8680. — À M. D’ALEMBERT.
13 novembre.

Mon cher et grand philosophe, mon véritable ami, j’ai reçu par une voie détournée une lettre[1] que je n’ai pas cru d’abord être de vous, parce que voici la saison où je perds la vue, selon mon usage. Je ne savais pas d’ailleurs que vous fussiez l’ami de Mme Geoffrin : je vous en félicite tous deux ; mais mettez un D dorénavant au bas de vos lettres, car il y a quelques écritures qui ressemblent un peu à la vôtre, et qui pourraient me tromper. Il est vrai que personne ne vous ressemble ; mais n’importe, mettez toujours un D.

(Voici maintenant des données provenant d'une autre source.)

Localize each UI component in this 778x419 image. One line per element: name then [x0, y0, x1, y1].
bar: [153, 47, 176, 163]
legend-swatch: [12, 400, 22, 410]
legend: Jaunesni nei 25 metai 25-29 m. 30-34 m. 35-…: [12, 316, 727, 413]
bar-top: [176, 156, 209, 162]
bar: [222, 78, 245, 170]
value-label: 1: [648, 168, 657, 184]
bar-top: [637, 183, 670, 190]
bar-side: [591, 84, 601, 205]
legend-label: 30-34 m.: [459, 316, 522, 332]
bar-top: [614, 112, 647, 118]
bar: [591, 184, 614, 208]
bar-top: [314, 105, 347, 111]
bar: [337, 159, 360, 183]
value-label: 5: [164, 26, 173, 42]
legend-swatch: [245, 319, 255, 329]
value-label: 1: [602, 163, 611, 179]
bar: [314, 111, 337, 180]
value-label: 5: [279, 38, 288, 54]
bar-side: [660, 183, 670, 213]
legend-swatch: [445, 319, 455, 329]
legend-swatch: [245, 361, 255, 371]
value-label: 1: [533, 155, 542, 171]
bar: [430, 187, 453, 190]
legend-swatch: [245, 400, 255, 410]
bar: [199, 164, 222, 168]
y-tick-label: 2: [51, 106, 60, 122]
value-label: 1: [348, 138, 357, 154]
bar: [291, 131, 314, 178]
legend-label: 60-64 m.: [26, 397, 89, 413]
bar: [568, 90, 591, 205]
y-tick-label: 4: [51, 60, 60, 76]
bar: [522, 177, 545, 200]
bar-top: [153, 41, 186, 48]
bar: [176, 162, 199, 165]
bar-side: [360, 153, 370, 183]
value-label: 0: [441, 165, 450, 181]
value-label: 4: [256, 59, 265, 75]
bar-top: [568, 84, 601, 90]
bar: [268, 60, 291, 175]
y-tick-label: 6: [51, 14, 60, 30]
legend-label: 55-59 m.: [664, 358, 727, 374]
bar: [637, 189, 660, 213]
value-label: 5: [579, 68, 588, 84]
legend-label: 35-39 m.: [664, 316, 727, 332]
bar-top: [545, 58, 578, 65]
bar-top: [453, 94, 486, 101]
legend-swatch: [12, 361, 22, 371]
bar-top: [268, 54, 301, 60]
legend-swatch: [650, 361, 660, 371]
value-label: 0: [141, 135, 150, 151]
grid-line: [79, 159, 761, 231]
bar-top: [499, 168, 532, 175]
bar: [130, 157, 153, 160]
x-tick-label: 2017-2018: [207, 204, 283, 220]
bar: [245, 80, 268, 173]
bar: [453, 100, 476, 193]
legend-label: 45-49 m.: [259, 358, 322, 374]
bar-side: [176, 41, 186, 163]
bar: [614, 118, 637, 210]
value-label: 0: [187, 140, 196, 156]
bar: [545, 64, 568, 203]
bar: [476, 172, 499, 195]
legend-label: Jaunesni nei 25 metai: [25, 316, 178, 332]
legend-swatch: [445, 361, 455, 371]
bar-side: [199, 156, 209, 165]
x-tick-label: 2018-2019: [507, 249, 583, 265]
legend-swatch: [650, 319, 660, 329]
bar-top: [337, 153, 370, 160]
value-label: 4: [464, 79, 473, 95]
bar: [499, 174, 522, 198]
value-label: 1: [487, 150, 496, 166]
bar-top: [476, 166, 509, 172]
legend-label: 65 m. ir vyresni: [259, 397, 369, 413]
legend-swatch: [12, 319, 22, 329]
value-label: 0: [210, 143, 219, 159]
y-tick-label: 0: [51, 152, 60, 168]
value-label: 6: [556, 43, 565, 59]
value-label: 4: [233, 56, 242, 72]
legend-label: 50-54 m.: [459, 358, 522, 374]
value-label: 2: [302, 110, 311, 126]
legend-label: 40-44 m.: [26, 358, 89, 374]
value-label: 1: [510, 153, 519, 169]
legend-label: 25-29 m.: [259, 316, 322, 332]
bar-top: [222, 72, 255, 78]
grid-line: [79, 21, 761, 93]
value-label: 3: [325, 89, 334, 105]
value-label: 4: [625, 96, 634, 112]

Pour vous satisfaire sur votre lettre, vous et Mme Geoffrin, il faut d’abord vous dire que je brochai, il y a un an, les Lois de Minos, que vous verrez siffler incessamment. Dans ces Lois de Minos, le roi Teucer dit au sénateur Mérione[2] ;


Il faut changer de lois, il faut avoir un maître.


Le sénateur lui répond :


Je vous offre mon bras, mes trésors, et mon sang ;
Mais, si vous abusez de ce suprême rang
Pour fouler à vos pieds les lois de la patrie,
Je la défends, seigneur, au péril de ma vie, etc.


C’était le roi de Pologne qui devait jouer ce rôle de Teucer, et il se trouve que c’est le roi de Suède qui l’a joué.

Quoi qu’il arrive, je me trouve d’accord avec Mme Geoffrin dans son attachement pour le roi de Pologne, et dans son estime pour M. le comte d’Hessenstein[3] ; mais je l’avertis que Mérione n’est qu’un petit fanatique, et qu’il n’a pas la noblesse d’âme de son Suédois. J’admire Gustave III, et j’aime surtout passionnément sa renonciation solennelle au pouvoir arbitraire ; je n’estime pas moins la conduite noble et les sentiments de M. le comte d’Hessenstein. Le roi de Suède lui a rendu justice ; la bonne compagnie de Paris et les Welches même la lui rendront. Pour moi, je commence par la lui rendre très-hardiment.

Je vous envoie, mon cher ami, l’Épître à Horace[4] ; cette copie est un peu griffonnée, mais c’est la plus correcte de toutes. Je deviens plus insolent à mesure que j’avance en âge. La canaille dira que je suis un malin vieillard.

André Ganganelli a heureusement assez d’esprit pour ne point croire que la Lettre de l’abbé Pinzo[5] soit de moi ; un sot pape l’aurait cru, et m’aurait excommunié. On ne connaît point cet abbé Pinzo à Rome. C’est apparemment quelque aventurier qui aura pris ce nom, et qui aura forgé cette aventure pour attraper de l’argent aux philosophes. Il m’a passé quelquefois de pareils croquants par les mains.

Le roi de Prusse vient de m’envoyer un service de porcelaine de Berlin, qui est fort au-dessus de la porcelaine de Saxe et de Sèvres ; je crois que Dantzick en payera la façon.

Adieu ; vous verrez un beau tapage le jour des Lois de Minos. Il y a encore des gens qui croient que c’est l’ancien parlement qu’on joue. Il faut laisser dire le monde. Les Fréron et les La Beaumelle auront beau jeu.

Bonsoir ; Mme Denis vous fait les plus tendres compliments. Faites les miens, je vous prie, à M. le marquis de Condorcet ; et surtout dites à Mme Geoffrin combien je lui suis attaché.

  1. Cette lettre doit être perdue, car la dernière de d’Alembert est du 6 mars, No 8491.
  2. Acte V. scène i.
  3. Ce passage fut imprimé dans le Mercure de février 1773, page 140 (voyez lettre 8733).
  4. Tome X, page 441.
  5. Voyez la note sur la lettre 8219.